Mme Fadhila Gargouri, magistrate à la Cour des comptes et experte internationale en matière de gouvernance et d’élections, a présenté un résumé du rapport qui s’est articulé autour des dépôts de comptes par les listes candidates, dans les délais auprès de la Cour, de la transparence de ses comptes, de la légitimité des revenus et des dépenses des listes, des financements des partis politiques.
Selon ce rapport, sur les 2074 listes candidates, 1936 listes ont  dépassé les délais fixés, pour présenter leur rapport financier. 138 listes ( 80 listes indépendantes, 43 partisanes et 15 listes de coalition) n’ont pas présenté leur rapport financier. Parmi les candidats épinglés et menacés de déchéance de leurs sièges on trouve Nida Tounès (15 listes, 63 sièges), Machrou Tounès (7 listes, 19 sièges), la coalition de l’Union civile (7 listes, 12 sièges) et le Front populaire (10 sièges et 6 listes), 170 listes ont présenté des registres partiels de comptes qui ne couvrent pas la totalité de la campagne électorale.
84 listes gagnantes ont remporté 226 sièges dans 72 conseils municipaux.
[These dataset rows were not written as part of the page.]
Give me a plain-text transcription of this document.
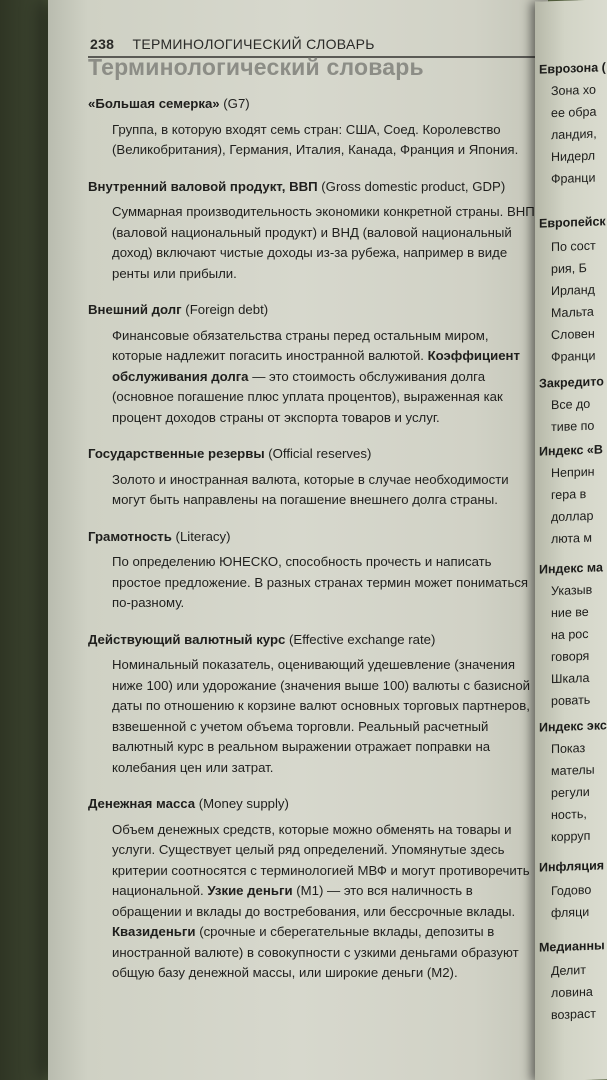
238 ТЕРМИНОЛОГИЧЕСКИЙ СЛОВАРЬ
Терминологический словарь
«Большая семерка» (G7)
Группа, в которую входят семь стран: США, Соед. Королевство (Великобритания), Германия, Италия, Канада, Франция и Япония.
Внутренний валовой продукт, ВВП (Gross domestic product, GDP)
Суммарная производительность экономики конкретной страны. ВНП (валовой национальный продукт) и ВНД (валовой национальный доход) включают чистые доходы из-за рубежа, например в виде ренты или прибыли.
Внешний долг (Foreign debt)
Финансовые обязательства страны перед остальным миром, которые надлежит погасить иностранной валютой. Коэффициент обслуживания долга — это стоимость обслуживания долга (основное погашение плюс уплата процентов), выраженная как процент доходов страны от экспорта товаров и услуг.
Государственные резервы (Official reserves)
Золото и иностранная валюта, которые в случае необходимости могут быть направлены на погашение внешнего долга страны.
Грамотность (Literacy)
По определению ЮНЕСКО, способность прочесть и написать простое предложение. В разных странах термин может пониматься по-разному.
Действующий валютный курс (Effective exchange rate)
Номинальный показатель, оценивающий удешевление (значения ниже 100) или удорожание (значения выше 100) валюты с базисной даты по отношению к корзине валют основных торговых партнеров, взвешенной с учетом объема торговли. Реальный расчетный валютный курс в реальном выражении отражает поправки на колебания цен или затрат.
Денежная масса (Money supply)
Объем денежных средств, которые можно обменять на товары и услуги. Существует целый ряд определений. Упомянутые здесь критерии соотносятся с терминологией МВФ и могут противоречить национальной. Узкие деньги (М1) — это вся наличность в обращении и вклады до востребования, или бессрочные вклады. Квазиденьги (срочные и сберегательные вклады, депозиты в иностранной валюте) в совокупности с узкими деньгами образуют общую базу денежной массы, или широкие деньги (М2).
Еврозона (
Зона хо
ее обра
ландия,
Нидерл
Франци
Европейск
По сост
рия, Б
Ирланд
Мальта
Словен
Франци
Закредито
Все до
тиве по
Индекс «В
Неприн
гера в
доллар
люта м
Индекс ма
Указыв
ние ве
на рос
говоря
Шкала
ровать
Индекс экс
Показ
мателы
регули
ность,
корруп
Инфляция
Годово
фляци
Медианны
Делит
ловина
возраст
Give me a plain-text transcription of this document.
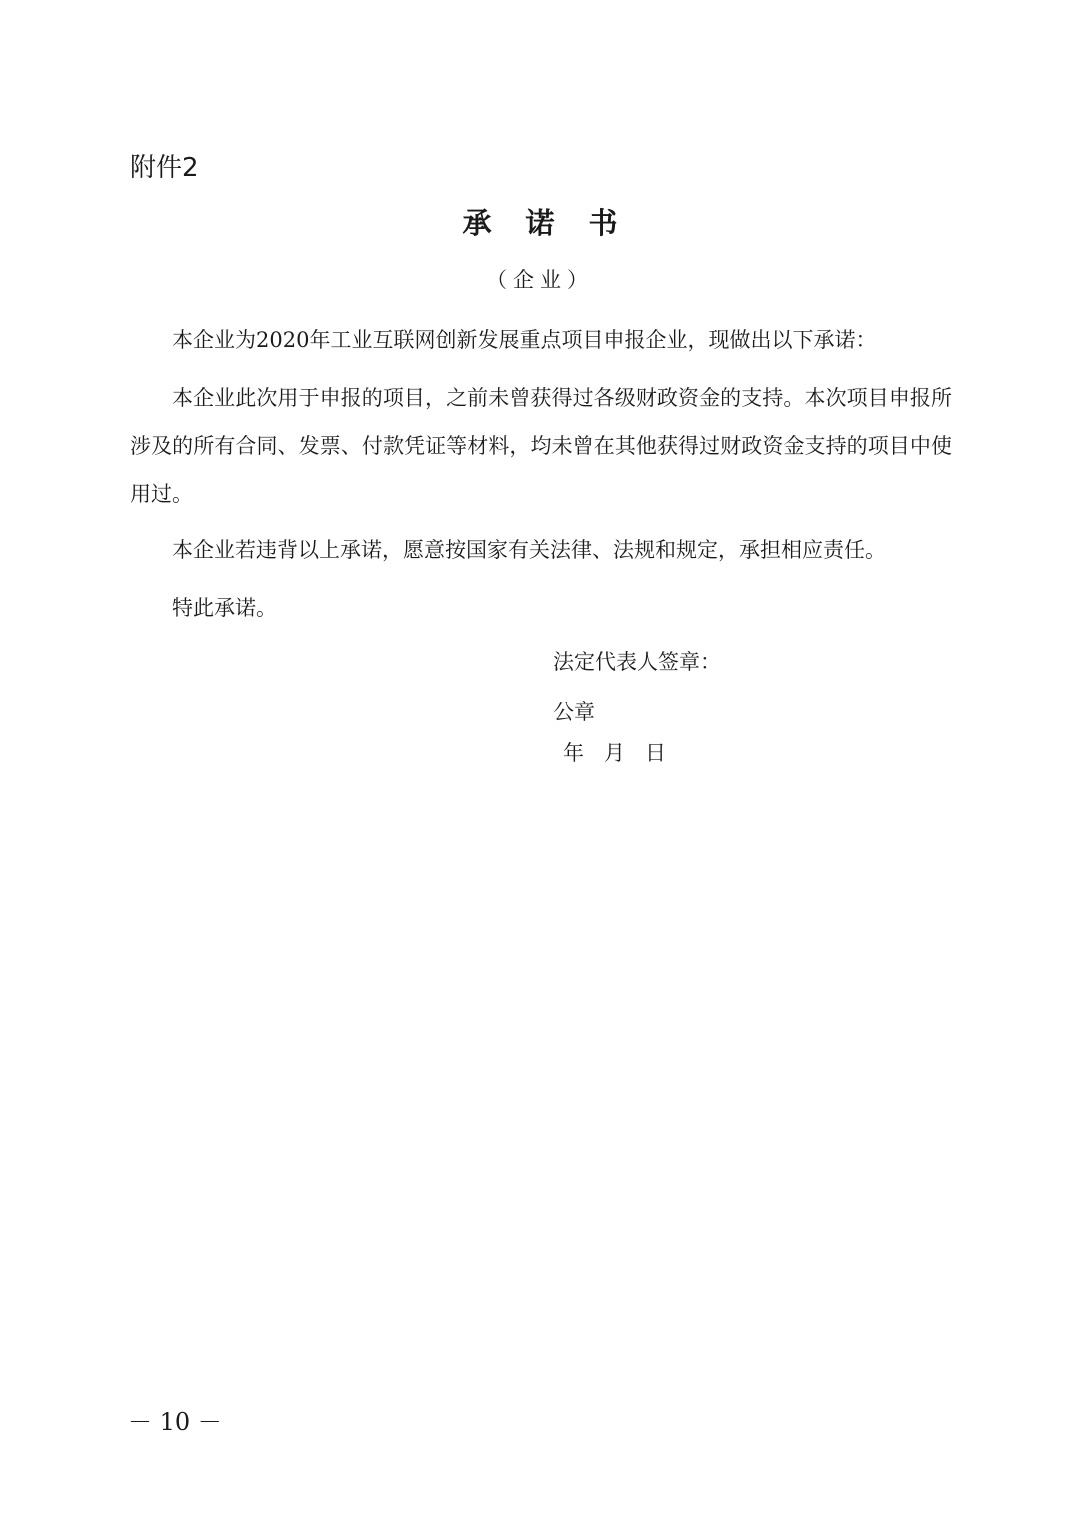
附件2
承诺书
（企业）

本企业为2020年工业互联网创新发展重点项目申报企业，现做出以下承诺：

本企业此次用于申报的项目，之前未曾获得过各级财政资金的支持。本次项目申报所涉及的所有合同、发票、付款凭证等材料，均未曾在其他获得过财政资金支持的项目中使用过。

本企业若违背以上承诺，愿意按国家有关法律、法规和规定，承担相应责任。

特此承诺。

法定代表人签章：
公章
年   月   日
－ 10 －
Les principales listes sanctionnées d’annulation d’élections sont : 15 listes pour Nida Tounès (63 sièges) et 7 pour Machrou Tounès avec 19 sièges.
395 listes n’ont pas respecté la tenue de compte des revenus et des dépenses électorales.
Pour les dépenses non justifiées, ce sont 1134 listes qui ont commis des infractions avec des dépenses sans rapport avec la campagne électorale.
93 listes ont reçu des revenus d’origines inconnues d’une valeur totale de 163.371 dt. 23 listes ont eu des dons de particuliers et 14 listes ont exploité des fonds publics. 98 listes ont omis de déclarer des revenus allant à 82422 dt.
Concernant les partis politiques et leur financement, 80.29 % d’entre eux n’ont pas déposé leur rapport financier auprès de la Cour ou n’ont pas tenu de comptes.
106 listes ont été sanctionnées par des amendes (dix fois le montant  des subventions publiques obtenues) et ont vu l’annulation de la candidature des membres de ces listes aux conseils municipaux.
Le rapport a épinglé le manque général de transparence de traçabilité du financement des campagnes des listes indépendantes et des partis politiques. Parmi les délits flagrants, la Cour a noté que certains partis politiques ont financé des listes «indépendantes» (Afak et Machrou Tounes). Autres anomalies notoires relevées, l’octroi au parti Ennahdha de  135.569 dt de dons de la part de 68 personnes décédées au moment des transactions.
Après la présentation du rapport, la Cour des comptes a émis des recommandations visant à asseoir la transparence et renforcer la crédibilité et la légitimité des acteurs politiques et la légitimité des financements des campagnes électorales. La Cour a suggéré la nomination d’un expert-comptable dont la fonction sera de vérifier toutes les opérations financières, de réunir tous les justificatifs et factures et de tenir les comptes de la campagne, puis d’y répondre. La Cour a également suggéré de plafonner les dons de particuliers ainsi que de réévaluer la participation publique au financement des campagnes électorales et de la répartir de façon plus équitable. La Cour a demandé à ce que son rôle se focalise sur le contrôle juridique de la gestion comptable et fiscale afin qu’elle puisse assurer ses autres missions.